Now I’m ready to take off. I don’t wear a CGM right now, so I have to be really cognizant of my focus during the workout, especially my cadence. If my pedal cadence won’t stay steady, then I know it’s probably time to check the BGs again. That’s my sign. I’m not one of the gifted PWD athletes out there who can check while riding, so I stop what I’m doing and check. No use wrecking the entire workout if I can resolve things quickly.

If I’m low, I’ll stop my pump completely, or disconnect from my site entirely. I’m going to take a shower after anyway. So I’ll sit and treat the low and check again. If it looks like I’m okay, I’ll start up again. Sometimes, after a low, if I start again, I might not go as long with the workout as I had intended. Effing diabetes.

But here’s the thing: Even if I have to cut it short, I’m still working out. I’m still doing something that makes me happy, even if it’s just for fifteen minutes or so.

I don’t care anymore about how slow I may go, or how long it takes me to reach my goal, or whether I experience bumps along the way, diabetes- or non-diabetes-related. For me, being able to work out is a gift, and I intend to use that gift as much as I can, as long as I can.

Kind of like sex. Which, if I’m being honest, really qualifies as my favorite workout, in case you were wondering. And if you were wondering about that, you should probably be working out right now!

How do you deal with diabetes and getting your workout on?
Find out how others do it by checking out the posts linked HERE.

What would you do with your Wild Card?

Here’s an interesting question… I thought of this over the weekend and came up with a number of possible answers:

What would you do if you had a “diabetes wild card”?

What I mean by that is, what if, for one moment in time, let’s say one day maximum, you could play a sort of wild card and be relieved of a diabetes burden?
– Would you like to eat something remarkably good and not have to bolus for it?
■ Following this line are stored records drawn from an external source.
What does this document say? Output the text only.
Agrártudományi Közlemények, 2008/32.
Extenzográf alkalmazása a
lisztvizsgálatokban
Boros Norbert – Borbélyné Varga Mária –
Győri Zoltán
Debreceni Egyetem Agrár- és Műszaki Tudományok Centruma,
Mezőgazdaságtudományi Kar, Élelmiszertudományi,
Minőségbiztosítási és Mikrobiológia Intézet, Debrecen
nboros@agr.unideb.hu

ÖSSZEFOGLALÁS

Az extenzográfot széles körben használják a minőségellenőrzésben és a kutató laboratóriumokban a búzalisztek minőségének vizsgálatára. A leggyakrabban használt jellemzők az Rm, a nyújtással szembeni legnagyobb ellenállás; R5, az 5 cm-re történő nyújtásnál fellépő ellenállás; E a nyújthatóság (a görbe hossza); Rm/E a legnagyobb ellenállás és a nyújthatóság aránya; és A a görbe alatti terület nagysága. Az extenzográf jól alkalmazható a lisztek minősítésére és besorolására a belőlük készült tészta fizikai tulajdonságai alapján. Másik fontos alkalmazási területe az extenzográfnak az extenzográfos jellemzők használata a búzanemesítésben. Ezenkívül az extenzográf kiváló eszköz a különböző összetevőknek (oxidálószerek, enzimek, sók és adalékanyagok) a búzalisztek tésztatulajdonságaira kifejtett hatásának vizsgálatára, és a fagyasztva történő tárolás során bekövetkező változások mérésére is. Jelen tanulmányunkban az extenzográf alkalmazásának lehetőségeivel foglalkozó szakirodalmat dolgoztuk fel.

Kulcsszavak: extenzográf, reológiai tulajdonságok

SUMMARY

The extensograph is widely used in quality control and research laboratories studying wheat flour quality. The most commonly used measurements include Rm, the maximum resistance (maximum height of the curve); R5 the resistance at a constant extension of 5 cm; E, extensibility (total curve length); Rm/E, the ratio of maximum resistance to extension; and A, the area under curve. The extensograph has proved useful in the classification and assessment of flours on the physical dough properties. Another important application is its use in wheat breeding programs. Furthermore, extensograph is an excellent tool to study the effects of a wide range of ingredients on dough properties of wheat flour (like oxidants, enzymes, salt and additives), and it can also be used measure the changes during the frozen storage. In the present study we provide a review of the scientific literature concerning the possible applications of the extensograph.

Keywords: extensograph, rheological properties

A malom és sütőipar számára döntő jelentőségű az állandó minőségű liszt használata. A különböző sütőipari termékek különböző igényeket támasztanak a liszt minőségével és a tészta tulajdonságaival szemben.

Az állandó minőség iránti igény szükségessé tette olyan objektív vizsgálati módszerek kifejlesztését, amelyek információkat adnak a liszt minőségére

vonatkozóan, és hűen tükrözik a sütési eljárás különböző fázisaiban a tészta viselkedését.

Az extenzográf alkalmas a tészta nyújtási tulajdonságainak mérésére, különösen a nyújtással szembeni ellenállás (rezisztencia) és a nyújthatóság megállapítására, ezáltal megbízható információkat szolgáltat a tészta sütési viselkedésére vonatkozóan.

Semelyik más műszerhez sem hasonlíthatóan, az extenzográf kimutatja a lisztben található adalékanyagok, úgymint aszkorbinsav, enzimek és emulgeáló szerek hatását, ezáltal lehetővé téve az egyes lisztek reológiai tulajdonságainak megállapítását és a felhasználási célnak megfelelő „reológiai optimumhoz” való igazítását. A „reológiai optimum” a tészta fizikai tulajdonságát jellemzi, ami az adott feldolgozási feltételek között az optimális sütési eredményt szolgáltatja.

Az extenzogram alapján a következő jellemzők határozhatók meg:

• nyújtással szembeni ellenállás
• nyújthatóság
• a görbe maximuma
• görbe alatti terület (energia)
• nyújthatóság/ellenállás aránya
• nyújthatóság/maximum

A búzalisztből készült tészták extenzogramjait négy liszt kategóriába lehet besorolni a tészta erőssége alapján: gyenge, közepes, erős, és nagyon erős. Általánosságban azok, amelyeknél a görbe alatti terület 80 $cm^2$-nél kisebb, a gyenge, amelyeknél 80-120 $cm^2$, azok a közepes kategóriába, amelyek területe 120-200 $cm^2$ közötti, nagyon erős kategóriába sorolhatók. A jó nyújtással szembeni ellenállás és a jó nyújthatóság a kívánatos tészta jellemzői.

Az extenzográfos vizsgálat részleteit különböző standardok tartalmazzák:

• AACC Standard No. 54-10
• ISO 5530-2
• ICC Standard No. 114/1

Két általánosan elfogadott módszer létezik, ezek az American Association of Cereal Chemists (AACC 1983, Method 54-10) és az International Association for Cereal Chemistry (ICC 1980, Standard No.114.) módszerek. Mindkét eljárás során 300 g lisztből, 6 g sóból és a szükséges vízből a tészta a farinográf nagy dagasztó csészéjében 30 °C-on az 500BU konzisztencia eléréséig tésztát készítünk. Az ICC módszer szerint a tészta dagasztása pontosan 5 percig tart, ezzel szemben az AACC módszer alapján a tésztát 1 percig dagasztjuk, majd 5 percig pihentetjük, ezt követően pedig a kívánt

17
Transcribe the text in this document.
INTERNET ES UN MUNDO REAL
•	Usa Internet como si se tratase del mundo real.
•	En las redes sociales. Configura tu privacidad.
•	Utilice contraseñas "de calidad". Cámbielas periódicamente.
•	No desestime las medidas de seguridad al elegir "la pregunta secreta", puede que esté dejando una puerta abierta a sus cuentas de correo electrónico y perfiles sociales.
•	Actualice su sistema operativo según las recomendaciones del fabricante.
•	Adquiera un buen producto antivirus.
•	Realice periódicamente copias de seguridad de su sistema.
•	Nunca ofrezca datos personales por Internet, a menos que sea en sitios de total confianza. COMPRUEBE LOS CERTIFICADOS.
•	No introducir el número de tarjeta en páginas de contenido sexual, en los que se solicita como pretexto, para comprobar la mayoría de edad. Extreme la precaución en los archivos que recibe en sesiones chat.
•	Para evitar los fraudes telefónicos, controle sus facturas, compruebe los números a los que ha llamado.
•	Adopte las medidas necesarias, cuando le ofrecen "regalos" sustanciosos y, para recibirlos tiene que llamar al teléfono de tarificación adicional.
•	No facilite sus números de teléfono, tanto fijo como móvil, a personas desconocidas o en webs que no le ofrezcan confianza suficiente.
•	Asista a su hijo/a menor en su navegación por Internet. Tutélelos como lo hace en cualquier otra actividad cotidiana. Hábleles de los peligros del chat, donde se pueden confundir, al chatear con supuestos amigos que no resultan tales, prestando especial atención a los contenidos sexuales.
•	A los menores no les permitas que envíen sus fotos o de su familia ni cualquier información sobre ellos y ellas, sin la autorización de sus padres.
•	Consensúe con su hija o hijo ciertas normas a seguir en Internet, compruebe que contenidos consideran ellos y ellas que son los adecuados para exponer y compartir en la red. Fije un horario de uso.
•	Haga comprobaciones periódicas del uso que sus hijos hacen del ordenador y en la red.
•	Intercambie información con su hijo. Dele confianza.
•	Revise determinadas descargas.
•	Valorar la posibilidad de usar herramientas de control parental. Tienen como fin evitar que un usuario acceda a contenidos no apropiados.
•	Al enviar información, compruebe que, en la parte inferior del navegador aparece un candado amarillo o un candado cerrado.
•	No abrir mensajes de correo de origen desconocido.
Play the wild card.

– How about shutting your pump off, or ignoring your multiple daily injection routine for a day. Is that worth a wild card?
Note: Don’t ever do this, even though the idea of it is very appealing.

– Would you like to work out all day and not have to worry about hypoglycemia? Play the wild card.

– Would you really like to get through to that person who doesn’t understand the intricacies of diabetes, but is convinced it’s as simple as “eat less, exercise, take insulin, you’ll always be between 80 mg/dL and 120 mg/dL”? Time for the wild card.

– Would you like to refrain from having to test your blood glucose for an entire day? Wild card time!
Note: Don’t ever do this, even though the idea of it is very appealing.

– What about all of the diabetes math– (Current BG over 100 mg/dL divided by correction factor) + (Carbs gram count divided by insulin units based on specified insulin to carb ratio)? That might be worth a wild card, yes?
Me? If I had a diabetes wild card, the impulse would be to impulsively eat a glazed doughnut and one of those Entenmann’s pumpkin donuts too (is it doughnut or donut?). Or I might go to an amusement park and ride all the crazy thrill rides all day, and finish with a good swim in any number of venues. I might go to a ball game somewhere, or play a ball game somewhere, without fear of going low.

Or maybe I would use my diabetes wild card to influence the government to pass a bill allowing for Medicare to cover continuous glucose monitors. Maybe I’d use it to bring manufacturers to the table in a meaningful way to discuss and solve ways to free up my data for my own use. I would give serious consideration to passing my diabetes wild card on to someone who has no access to the drugs or supplies or insurance coverage that I do. When one of us suffers, we all suffer.

Well, like I said at the beginning, I came up with a number of answers. Now it’s your turn…

What would you do if you had a “diabetes wild card”?